Nach dem Erörterungstermin Ende Oktober vergangenen Jahres war es relativ ruhig im Lübzow geworden. Mit der Veröffentlichung zum Volksbegehren sei alles wieder hochgekocht, mutmaßen die Gesprächspartner. Rosa Kreuze gegen Massentierhaltung im Garten aufgestellt, dagegen sei wirklich nichts einzuwenden. Jeder könne auf seinem Grundstück tun und lassen, was er denke. Doch als das große Plakat mit der Aufschrift „Keine weitere Tierfabrik in der Lübzower Schweiz“ mit Genehmigung des Gemeindekirchenrates und auch seines Wissens über den Inhalt, wie Pfarrer Klaus-Dieter Hanack auf Nachfrage bestätigt, vor der Kirche aufgestellt wurde, da regte sich Widerstand im Dorf. Der Beschluss wurde daraufhin zurückgenommen, das Plakat auf einer privaten Wiese aufgestellt, bis es entwendet wurde.

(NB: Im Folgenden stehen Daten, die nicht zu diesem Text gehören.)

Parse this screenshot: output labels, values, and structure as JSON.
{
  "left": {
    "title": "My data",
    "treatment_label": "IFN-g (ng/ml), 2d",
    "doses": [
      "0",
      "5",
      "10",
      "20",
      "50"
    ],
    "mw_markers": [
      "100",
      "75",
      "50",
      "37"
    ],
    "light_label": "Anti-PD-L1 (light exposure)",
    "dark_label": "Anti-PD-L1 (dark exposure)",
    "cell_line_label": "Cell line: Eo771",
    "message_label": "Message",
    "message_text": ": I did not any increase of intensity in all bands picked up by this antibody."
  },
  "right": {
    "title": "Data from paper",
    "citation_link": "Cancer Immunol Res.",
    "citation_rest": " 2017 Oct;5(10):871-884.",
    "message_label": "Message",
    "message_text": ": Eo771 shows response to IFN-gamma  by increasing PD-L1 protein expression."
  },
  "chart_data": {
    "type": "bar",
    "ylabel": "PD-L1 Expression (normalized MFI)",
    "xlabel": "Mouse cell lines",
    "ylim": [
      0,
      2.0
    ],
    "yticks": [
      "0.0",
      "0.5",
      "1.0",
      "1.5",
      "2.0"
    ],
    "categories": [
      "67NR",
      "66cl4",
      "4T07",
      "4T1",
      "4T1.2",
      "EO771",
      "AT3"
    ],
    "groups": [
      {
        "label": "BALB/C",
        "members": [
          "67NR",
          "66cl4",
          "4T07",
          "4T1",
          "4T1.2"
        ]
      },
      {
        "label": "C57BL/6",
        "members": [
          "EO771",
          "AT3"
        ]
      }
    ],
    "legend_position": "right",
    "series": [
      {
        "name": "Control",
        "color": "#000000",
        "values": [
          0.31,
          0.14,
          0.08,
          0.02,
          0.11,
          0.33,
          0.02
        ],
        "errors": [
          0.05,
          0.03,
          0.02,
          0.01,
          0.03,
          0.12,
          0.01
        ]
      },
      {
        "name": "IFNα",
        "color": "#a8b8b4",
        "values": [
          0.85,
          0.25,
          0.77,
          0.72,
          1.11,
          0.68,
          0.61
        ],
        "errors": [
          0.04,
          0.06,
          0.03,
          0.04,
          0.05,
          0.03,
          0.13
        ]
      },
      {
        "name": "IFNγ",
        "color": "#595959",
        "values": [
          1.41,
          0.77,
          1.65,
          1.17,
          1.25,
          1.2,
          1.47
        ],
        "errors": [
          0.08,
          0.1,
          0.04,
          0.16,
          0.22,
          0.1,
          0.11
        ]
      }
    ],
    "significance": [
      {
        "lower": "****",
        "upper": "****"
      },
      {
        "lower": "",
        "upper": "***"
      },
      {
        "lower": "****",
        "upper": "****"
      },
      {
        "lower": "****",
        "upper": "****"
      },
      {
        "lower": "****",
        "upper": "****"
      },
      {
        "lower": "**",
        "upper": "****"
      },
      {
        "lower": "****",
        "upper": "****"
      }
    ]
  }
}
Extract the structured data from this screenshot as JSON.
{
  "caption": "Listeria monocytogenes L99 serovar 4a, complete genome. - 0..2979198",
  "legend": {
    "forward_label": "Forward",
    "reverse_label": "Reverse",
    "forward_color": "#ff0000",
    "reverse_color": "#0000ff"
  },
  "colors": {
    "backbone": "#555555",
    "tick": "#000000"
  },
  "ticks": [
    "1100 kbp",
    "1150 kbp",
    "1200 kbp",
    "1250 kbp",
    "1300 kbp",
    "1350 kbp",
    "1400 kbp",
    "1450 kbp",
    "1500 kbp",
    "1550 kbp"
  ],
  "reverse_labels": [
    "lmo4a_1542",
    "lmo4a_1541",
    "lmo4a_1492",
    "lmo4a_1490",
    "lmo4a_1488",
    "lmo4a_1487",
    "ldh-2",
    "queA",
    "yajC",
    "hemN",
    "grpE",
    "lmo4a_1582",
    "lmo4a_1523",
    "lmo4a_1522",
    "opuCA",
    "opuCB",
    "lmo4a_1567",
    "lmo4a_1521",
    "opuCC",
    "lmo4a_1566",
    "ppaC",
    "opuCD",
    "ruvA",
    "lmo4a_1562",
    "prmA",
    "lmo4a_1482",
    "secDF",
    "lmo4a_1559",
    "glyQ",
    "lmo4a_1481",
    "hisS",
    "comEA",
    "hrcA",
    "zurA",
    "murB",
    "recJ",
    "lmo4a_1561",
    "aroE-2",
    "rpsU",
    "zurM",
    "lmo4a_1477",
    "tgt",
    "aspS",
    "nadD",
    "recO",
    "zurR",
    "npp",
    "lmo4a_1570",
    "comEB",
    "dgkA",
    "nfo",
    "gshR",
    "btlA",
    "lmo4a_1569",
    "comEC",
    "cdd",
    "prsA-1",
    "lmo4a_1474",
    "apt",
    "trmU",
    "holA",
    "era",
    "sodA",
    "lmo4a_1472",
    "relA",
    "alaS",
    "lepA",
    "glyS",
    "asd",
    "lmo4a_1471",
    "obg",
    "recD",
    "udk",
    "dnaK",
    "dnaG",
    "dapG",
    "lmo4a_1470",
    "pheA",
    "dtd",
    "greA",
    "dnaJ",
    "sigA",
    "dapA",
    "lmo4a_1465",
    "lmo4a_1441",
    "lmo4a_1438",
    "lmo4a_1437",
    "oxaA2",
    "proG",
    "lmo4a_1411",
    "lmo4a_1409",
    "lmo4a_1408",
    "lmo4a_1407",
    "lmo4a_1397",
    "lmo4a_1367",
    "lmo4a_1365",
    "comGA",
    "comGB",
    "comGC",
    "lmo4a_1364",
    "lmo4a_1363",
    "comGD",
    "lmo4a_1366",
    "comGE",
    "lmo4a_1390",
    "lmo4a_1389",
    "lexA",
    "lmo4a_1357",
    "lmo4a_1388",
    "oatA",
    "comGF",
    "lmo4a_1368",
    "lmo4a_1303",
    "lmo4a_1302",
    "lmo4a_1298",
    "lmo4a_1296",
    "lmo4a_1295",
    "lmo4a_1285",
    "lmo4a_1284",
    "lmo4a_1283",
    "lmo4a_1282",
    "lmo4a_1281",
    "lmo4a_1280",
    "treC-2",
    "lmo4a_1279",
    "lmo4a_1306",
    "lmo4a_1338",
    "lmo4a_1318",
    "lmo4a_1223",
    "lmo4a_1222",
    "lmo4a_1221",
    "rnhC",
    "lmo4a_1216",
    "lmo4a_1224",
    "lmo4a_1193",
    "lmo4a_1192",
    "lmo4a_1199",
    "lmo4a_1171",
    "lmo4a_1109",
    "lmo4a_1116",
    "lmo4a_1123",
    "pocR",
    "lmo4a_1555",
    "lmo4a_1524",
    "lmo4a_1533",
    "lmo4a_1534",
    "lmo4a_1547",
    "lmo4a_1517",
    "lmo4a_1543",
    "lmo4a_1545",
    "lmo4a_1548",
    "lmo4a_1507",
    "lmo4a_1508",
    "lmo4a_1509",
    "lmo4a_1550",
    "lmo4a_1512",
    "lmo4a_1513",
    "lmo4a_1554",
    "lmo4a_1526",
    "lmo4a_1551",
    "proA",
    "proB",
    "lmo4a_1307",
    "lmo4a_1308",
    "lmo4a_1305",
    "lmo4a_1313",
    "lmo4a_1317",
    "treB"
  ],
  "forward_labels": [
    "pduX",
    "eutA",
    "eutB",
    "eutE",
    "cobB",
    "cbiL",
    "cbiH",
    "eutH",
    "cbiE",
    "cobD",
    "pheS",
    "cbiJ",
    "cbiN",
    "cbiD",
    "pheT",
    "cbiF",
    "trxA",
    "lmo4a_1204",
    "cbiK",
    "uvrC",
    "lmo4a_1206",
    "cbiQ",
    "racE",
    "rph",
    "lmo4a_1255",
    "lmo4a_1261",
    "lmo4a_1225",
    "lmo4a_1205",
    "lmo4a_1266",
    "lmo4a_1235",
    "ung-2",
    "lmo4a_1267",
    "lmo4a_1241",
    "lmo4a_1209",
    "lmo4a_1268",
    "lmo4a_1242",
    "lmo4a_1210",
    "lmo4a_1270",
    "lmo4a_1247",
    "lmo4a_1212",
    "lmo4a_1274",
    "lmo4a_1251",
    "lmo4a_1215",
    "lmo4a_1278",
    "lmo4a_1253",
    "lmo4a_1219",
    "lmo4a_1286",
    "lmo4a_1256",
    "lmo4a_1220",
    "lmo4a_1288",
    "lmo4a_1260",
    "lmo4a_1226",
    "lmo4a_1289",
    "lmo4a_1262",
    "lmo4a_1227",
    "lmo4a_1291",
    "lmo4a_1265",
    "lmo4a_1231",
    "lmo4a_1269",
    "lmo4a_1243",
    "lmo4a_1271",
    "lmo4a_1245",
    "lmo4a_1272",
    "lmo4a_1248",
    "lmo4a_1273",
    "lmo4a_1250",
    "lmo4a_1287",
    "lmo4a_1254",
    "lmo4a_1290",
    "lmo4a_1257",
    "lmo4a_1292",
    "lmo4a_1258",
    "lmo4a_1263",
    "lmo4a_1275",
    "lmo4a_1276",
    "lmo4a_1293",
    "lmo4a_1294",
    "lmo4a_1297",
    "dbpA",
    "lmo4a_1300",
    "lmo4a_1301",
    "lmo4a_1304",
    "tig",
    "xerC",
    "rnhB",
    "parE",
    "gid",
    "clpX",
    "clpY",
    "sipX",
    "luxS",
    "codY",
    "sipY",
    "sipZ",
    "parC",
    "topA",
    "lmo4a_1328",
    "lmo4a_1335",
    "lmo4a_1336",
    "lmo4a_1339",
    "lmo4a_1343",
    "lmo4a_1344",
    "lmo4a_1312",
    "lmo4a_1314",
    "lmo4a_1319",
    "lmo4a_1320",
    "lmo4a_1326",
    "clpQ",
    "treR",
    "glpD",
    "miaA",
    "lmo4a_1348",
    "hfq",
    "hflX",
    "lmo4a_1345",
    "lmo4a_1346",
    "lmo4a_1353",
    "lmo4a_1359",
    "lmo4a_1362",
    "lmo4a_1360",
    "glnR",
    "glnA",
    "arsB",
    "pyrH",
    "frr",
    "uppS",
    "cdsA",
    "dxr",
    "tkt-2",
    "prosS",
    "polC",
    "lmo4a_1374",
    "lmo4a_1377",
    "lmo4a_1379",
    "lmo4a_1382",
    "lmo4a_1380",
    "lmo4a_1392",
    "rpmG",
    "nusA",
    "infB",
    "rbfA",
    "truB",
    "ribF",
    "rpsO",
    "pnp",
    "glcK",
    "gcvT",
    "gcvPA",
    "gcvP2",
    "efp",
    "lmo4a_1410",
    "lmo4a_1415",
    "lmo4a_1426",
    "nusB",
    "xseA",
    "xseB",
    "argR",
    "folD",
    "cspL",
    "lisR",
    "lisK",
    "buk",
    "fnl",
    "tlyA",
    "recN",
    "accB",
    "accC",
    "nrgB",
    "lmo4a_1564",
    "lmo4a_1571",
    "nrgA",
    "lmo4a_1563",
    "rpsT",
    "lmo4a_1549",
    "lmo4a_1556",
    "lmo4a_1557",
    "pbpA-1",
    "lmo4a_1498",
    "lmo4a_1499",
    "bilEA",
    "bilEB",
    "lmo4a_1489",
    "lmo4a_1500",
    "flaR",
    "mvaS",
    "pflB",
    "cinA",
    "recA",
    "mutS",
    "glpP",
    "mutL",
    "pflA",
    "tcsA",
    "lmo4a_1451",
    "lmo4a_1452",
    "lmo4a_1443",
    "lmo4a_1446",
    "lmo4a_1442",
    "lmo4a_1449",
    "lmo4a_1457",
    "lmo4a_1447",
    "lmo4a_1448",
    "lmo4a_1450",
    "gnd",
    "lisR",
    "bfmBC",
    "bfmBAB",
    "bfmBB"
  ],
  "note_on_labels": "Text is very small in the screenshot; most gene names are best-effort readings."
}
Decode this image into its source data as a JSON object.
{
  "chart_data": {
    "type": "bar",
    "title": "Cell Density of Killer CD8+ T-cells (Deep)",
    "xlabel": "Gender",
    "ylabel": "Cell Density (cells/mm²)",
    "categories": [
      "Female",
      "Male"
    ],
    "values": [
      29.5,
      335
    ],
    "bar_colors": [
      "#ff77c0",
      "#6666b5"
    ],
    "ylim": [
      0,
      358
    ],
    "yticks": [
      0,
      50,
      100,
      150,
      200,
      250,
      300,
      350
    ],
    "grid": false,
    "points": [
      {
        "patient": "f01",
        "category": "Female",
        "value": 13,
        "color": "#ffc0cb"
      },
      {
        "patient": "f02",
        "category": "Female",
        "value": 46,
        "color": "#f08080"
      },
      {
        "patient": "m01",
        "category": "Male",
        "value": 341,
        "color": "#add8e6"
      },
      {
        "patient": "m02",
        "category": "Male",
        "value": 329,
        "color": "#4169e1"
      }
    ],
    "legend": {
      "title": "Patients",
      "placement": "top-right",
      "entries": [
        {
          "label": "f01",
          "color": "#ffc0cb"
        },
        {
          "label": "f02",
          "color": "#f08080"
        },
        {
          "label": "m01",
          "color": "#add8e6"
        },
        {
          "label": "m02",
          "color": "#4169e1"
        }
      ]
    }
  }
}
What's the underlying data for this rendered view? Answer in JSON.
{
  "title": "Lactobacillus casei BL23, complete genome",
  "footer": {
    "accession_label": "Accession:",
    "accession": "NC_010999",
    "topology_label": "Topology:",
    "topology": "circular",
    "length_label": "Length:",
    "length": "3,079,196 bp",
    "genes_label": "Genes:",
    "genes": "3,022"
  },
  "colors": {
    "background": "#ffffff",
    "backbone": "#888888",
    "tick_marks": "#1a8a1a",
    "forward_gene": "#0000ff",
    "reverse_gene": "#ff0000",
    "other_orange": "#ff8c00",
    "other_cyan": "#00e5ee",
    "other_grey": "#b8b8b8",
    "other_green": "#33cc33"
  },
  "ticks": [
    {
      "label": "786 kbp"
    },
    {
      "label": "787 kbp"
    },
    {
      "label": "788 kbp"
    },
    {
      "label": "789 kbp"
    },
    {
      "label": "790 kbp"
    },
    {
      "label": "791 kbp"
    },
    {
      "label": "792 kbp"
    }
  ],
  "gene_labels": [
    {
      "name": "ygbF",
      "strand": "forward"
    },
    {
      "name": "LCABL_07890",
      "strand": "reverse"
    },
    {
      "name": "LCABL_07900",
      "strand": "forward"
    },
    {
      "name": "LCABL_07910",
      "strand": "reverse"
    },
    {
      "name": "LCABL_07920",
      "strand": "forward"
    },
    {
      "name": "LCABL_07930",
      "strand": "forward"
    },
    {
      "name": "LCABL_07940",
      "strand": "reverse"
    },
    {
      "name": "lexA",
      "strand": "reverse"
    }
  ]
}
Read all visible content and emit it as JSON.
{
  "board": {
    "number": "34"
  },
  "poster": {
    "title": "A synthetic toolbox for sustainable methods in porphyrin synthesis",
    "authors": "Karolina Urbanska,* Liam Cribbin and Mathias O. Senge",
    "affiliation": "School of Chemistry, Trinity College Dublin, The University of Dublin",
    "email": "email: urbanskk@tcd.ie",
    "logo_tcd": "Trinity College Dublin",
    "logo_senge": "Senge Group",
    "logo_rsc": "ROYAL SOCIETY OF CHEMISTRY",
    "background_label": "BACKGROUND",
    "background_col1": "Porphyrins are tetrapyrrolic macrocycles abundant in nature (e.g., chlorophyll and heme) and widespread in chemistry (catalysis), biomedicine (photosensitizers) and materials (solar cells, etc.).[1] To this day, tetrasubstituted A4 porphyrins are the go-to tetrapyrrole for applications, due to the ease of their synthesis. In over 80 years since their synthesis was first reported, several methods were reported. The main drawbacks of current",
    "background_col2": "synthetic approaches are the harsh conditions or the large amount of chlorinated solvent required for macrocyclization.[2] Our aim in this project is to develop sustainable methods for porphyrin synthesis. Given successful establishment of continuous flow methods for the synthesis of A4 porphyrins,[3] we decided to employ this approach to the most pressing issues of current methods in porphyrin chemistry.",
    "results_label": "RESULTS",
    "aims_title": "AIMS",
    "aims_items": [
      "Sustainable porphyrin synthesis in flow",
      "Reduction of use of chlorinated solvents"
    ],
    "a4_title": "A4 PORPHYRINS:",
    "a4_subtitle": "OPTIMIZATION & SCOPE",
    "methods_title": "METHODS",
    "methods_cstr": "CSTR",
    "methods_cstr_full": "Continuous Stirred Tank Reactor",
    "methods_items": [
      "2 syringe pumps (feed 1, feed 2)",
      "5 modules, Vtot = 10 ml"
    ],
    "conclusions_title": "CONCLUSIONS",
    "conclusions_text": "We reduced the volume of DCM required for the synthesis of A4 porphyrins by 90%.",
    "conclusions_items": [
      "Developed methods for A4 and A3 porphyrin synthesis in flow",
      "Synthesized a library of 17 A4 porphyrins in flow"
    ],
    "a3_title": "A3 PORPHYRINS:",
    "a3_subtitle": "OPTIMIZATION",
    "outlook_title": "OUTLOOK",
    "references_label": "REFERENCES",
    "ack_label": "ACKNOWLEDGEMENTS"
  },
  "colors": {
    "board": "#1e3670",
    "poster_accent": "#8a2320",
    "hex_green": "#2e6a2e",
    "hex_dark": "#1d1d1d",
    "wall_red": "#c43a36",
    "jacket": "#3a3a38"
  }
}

„Ich würde mir mit solcher Aktion doch selbst am meisten schaden“, so der kurze Kommentar des Landwirtes Bernd Cord-Kruse. „Das geht auch zu weit, auf so eine Stufe stellen wir uns nicht“, betonen auch die Lübzower. Jeder habe das Recht auf freie Meinungsäußerung, auch die BI. Und man wolle keinesfalls den Mitgliedern das Gefühl vermitteln, es ihnen auch nur im entferntesten absprechen zu wollen. Aber würde ein Landwirt sämtliche Seminare zu MSRA-Keimen besuchen oder an Studien zum sogenannten Schwanzbeißen teilnehmen, wenn ihm das Wohl der Tiere egal wäre, stellen sie als Frage in den Raum. Schlimm sei, dass inzwischen ein tiefer Graben durchs Dorf ginge. Man könne doch anderer Meinung sein und sich trotzdem noch Guten Tag sagen. Offensichtlich nicht, wie sie berichten.

Auch die BI distanziert sich von dererlei Aktionen. Man stehe als kleines Dorf hier nicht irgendeinem großen unbekannten Investor gegenüber, sondern dem Landwirt Cord-Kruse, mit dem man gerade auch in der Vereinsarbeit viele gute Erfahrungen verbinde. Insofern wolle man keinesfalls jetzt eine Schlammschlacht in der Öffentlichkeit, so die BI.


Unterschrift zum Volksbegehren


Mit dem Volksbegehren wollen sie nach außen zeigen, dass es die BI in Lübzow gibt, die sich gegen eine Massentierhaltung deutlich ausspreche. Und sie wollen andere animieren, die ebenso denken, auch ihre Unterschrift zu leisten. Immer wieder wurden sie mit dem Vorwurf konfrontiert, sich selbst auf Veranstaltungen, wie auch beim Erörterungstermin nicht zu äußern. „Weil wir es nicht können, wir sind keine Fachleute“, betonen ihre Vertreter, die ebenfalls nicht öffentlich genannt werden wollen. Vielmehr lasse man leise und vernünftig alles von Fachleuten aufbereiten. Ein solcher sei Eckehard Niemann von der Arbeitsgemeinschaft bäuerliche Landwirtschaft e. V., der sie auch als BI vertrete. „Dass Plakate beschädigt oder auch mal entwendet wurden, das gab es, aber Anlagen beschädigt, nein.“ Dass es Gegner oder Befürworter des Projektes waren, das halte er für absurd.

Worauf die BI setze sei vielmehr, dass man die Privilegierung als gewerblicher Betrieb anzweifle, sprich dass 50 Prozent des benötigten Futters selbst angebaut werden. Und die Nähe zum Wald, zu Biotopen nicht ausreichend oder keine Berücksichtigung in den Unterlagen zum Genehmigungsverfahren fanden.